As far as produce goes, scrub firm items like mangos, melons and cucumbers with a clean brush under running water, and thoroughly rinse more delicate produce. It’s best not to use soap or disinfectants, as they may leave a film and are not safe for consumption.
Keeping high-touch areas such as sinks, countertops, and doorknobs clean and disinfected is a good practice, especially if a household member is sick. The Environmental Protection Agency has a list of disinfectants online that are effective against harder-to-kill viruses. It’s important to leave the disinfectant on the surface for the recommended contact time for it to work. If you choose household bleach, make sure that it isn’t past its expiration date. Prepare the solution by mixing 4 teaspoons bleach per quart of water. The solution’s ability to disinfect doesn’t last, so only make enough for one day.
If you shop with reusable cloth bags, wash them in warm water with regular laundry detergent and dry them at the highest setting possible. If they are plastic or nylon, wash inside and out with warm, soapy water and then spray with a disinfectant. Allow to air dry before storing or using.

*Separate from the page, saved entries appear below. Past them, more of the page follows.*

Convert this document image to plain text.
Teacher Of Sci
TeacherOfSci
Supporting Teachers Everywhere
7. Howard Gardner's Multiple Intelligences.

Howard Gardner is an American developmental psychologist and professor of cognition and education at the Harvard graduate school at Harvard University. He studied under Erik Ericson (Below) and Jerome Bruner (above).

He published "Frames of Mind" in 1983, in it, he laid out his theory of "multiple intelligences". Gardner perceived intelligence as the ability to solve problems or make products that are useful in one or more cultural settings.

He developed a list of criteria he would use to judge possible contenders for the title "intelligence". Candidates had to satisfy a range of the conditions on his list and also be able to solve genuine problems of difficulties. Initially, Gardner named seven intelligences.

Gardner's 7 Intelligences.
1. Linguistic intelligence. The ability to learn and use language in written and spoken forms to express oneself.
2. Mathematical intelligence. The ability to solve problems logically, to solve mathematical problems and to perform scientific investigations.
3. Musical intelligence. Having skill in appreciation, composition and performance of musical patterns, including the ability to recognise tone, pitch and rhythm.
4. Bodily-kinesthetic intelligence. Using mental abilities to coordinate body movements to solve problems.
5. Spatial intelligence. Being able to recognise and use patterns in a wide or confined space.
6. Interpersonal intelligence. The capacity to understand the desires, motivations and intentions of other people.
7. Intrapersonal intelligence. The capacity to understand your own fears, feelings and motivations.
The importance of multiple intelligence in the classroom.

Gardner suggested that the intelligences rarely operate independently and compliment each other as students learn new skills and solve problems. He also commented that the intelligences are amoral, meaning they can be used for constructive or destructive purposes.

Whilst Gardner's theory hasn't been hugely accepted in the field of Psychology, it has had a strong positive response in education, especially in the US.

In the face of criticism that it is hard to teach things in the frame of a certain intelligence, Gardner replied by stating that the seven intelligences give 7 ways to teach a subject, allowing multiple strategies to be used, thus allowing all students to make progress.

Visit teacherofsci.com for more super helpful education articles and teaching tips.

Finally, to reduce the number of trips to the store, make a weekly plan for meals and snacks. A grocery list will help you to not forget anything and be more efficient in the store.
Supporting restaurants by using takeout, drive-thru, or delivery is considered a safe option. Many delivery services allow the delivery worker to send a message or call when they leave food at your door, allowing for even less person-to-person contact.
Since COVID- 19 is not thought to be spread through food, you can stay healthy by getting into a new routine around shopping, handwashing, and sanitizing. What a great time to try different cuisines and develop new skills in the kitchen!